TLS handshake

In order to establish a HTTPS communication channel the client and server must agree to use the same communication protocols. This negotiation is called a handshake. During this process certificates and keys are exchanged. RSA-based TLS uses a set of asymmetric keys to encrypt/decrypt data in transit.

  • Private key

    A private key is known only the server side in the HTTPS communication.

  • Public key

    The public key is known to all clients initiating the HTTPS communication. The public key is stored in a file known as a digital certificate.

TLS Handshake Process

TLS handshake process

The TLS handshake presented here is simplified for the sake of clarity and occurs after all components have been installed and configured.

  1. Client Hello: Client initiates HTTPS communication

    Initiated by the client computer, the request for HTTPS communication includes the protocols and cipher suites supported by the client.

  2. Server Hello: Server selects protocol/cipher suite and sends its certificate.
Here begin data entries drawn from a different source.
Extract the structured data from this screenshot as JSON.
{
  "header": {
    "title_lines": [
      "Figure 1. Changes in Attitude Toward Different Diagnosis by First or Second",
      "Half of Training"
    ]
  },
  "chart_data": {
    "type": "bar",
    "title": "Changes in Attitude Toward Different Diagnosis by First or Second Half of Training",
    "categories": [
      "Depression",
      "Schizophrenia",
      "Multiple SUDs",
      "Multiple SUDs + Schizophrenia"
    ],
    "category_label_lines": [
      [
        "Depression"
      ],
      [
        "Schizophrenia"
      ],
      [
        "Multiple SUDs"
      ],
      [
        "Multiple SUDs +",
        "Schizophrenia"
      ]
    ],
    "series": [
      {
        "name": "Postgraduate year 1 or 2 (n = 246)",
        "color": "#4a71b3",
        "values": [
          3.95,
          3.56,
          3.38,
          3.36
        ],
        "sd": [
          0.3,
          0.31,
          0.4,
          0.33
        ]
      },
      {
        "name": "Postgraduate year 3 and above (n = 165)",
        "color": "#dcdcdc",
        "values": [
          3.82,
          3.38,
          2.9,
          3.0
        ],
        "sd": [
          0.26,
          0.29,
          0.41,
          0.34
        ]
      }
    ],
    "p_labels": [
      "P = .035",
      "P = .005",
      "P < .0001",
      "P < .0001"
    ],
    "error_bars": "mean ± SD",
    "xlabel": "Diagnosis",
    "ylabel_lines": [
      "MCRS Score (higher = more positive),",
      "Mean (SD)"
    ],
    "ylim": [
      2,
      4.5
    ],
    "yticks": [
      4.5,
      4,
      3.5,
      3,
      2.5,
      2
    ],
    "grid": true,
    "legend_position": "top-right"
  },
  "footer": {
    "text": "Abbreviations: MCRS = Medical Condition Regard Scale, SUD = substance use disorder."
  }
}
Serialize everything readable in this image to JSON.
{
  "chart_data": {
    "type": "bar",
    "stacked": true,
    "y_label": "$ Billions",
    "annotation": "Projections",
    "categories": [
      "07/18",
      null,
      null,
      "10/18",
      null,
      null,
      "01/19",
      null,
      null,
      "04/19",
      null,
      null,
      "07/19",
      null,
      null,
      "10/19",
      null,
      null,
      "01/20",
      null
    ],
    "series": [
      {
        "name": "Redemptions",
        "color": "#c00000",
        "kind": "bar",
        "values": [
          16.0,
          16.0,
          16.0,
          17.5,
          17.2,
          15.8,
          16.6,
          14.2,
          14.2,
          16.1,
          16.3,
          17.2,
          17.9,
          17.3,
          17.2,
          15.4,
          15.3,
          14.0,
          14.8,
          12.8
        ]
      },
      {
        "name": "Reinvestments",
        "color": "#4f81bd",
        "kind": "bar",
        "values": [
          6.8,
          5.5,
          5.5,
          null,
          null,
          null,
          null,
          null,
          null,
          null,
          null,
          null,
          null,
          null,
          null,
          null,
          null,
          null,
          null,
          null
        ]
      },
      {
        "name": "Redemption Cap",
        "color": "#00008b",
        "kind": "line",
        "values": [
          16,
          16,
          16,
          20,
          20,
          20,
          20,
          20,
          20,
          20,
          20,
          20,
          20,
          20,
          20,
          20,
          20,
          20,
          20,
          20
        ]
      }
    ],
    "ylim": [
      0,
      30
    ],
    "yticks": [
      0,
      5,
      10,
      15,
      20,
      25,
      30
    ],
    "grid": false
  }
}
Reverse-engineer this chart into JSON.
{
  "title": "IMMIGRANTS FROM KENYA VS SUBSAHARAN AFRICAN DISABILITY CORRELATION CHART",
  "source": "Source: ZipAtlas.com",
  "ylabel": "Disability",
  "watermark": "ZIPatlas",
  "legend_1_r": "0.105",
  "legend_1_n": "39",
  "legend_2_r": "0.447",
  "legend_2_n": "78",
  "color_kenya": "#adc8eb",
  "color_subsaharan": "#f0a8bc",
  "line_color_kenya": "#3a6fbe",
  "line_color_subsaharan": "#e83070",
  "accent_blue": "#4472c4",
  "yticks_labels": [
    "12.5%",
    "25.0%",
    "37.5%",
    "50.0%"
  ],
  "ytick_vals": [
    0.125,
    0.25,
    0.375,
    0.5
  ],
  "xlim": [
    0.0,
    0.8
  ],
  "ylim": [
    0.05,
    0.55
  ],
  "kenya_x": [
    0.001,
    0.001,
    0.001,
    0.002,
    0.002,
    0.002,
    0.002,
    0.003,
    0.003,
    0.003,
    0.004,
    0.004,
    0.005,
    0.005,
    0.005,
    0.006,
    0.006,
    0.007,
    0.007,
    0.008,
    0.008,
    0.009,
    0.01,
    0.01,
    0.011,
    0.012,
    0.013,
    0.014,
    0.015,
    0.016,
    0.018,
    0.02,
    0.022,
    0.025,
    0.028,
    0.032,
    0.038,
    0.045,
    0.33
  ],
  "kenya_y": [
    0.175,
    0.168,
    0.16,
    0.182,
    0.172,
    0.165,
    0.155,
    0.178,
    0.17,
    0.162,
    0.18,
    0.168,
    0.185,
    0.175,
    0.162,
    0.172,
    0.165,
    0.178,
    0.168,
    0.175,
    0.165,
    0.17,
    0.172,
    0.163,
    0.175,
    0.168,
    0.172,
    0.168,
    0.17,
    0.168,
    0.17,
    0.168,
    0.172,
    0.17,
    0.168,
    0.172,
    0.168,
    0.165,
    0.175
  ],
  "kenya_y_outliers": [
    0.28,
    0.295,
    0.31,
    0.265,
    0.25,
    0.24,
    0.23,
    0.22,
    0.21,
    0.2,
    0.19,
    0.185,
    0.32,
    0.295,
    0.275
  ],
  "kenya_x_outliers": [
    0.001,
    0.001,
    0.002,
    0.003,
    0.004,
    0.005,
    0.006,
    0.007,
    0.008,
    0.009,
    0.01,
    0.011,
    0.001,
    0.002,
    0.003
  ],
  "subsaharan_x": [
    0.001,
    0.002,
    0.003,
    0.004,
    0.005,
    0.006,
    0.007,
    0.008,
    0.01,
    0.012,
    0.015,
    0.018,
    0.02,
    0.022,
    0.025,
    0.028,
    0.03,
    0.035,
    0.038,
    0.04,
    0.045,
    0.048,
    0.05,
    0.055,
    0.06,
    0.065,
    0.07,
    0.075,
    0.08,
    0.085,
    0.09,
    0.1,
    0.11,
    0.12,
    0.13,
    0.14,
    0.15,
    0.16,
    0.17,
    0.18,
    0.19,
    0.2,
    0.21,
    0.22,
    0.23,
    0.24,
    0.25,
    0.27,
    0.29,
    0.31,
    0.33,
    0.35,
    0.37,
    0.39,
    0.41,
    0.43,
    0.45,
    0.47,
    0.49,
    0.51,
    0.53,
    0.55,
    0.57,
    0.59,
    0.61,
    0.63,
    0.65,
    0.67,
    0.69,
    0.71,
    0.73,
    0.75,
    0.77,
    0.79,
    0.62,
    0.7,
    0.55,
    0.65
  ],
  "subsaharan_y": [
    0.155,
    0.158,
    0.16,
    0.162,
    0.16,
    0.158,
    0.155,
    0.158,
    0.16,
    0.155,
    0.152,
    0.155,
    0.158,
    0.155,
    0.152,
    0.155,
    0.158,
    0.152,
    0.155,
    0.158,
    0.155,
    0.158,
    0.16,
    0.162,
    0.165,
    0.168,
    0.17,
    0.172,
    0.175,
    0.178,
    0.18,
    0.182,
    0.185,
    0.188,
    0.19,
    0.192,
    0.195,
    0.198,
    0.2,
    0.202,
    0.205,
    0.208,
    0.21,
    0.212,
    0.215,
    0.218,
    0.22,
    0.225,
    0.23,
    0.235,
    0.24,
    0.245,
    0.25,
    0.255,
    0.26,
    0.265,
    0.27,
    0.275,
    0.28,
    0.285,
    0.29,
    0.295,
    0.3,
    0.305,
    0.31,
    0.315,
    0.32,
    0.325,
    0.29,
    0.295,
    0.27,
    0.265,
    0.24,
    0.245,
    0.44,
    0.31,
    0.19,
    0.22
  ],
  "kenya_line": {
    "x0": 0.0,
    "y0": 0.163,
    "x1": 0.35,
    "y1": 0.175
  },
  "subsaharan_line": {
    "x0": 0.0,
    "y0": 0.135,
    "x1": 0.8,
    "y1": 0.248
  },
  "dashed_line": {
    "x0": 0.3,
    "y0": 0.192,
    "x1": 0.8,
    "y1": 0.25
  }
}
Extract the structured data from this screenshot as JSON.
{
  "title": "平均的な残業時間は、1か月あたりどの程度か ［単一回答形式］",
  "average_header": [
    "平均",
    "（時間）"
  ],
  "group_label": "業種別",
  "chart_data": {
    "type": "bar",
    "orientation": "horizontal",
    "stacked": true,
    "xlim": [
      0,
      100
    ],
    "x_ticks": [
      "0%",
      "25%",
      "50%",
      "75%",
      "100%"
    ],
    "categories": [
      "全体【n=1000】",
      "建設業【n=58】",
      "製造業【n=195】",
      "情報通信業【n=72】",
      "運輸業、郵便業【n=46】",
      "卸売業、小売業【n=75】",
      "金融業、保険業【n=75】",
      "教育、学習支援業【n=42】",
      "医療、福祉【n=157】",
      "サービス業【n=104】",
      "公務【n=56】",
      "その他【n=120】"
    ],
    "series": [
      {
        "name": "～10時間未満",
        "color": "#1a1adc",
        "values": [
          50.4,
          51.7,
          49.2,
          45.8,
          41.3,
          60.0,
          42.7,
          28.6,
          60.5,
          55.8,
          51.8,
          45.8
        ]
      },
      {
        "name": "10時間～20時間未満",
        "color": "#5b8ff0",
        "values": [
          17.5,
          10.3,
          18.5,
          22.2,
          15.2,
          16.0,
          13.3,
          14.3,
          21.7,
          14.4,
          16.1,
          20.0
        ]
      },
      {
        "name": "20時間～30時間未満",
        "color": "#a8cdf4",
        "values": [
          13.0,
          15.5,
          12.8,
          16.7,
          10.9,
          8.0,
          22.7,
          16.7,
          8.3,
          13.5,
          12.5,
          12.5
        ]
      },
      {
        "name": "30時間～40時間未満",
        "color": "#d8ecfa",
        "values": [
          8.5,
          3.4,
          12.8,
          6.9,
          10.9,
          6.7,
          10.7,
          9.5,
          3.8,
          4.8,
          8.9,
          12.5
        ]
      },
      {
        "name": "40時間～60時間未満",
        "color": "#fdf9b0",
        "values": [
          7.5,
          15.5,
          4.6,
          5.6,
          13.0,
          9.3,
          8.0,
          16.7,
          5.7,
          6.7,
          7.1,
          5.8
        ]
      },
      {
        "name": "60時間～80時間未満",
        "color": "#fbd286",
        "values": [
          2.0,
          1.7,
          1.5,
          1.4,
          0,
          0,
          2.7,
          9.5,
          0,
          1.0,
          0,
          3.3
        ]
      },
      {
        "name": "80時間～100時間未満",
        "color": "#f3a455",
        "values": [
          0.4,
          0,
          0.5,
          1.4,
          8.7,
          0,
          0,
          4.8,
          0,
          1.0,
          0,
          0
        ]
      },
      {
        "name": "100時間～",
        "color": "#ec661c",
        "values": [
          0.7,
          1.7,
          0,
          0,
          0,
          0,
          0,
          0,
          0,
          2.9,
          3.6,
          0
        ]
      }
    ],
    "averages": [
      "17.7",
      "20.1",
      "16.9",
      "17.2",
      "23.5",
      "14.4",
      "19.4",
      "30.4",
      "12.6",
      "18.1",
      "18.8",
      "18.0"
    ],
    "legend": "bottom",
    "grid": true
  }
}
    Based on the request sent by the client, the server responds by telling the client the key exchange method, cipher suite, and hash it wants to use.

    The server sends its server certificate to the client. The server certificate identifies the server to the client, and includes its public key, its hostname, and other identifying information.

  3. Client agrees to encrypted communication.

    If the client trusts the CA that signed the server certificate sent by the server, it sends a message containing the message authentication code that it agrees to use HTTPS.

  4. Server agrees to encrypted communication.

  5. Encrypted communication begins.

    During this phase of the dataflow, the asymmetric keys are used to securely transfer a one-time symmetric session key, which is used later to encrypt the HTTPS communication when establishing a secured channel.

    With asymmetric keys:

    • The server uses its private key to encrypt and decrypt data.

    • The client uses a public key to encrypt and decrypt data.

    With the symmetric key, both client and server use the same key to encrypt and decrypt the communication.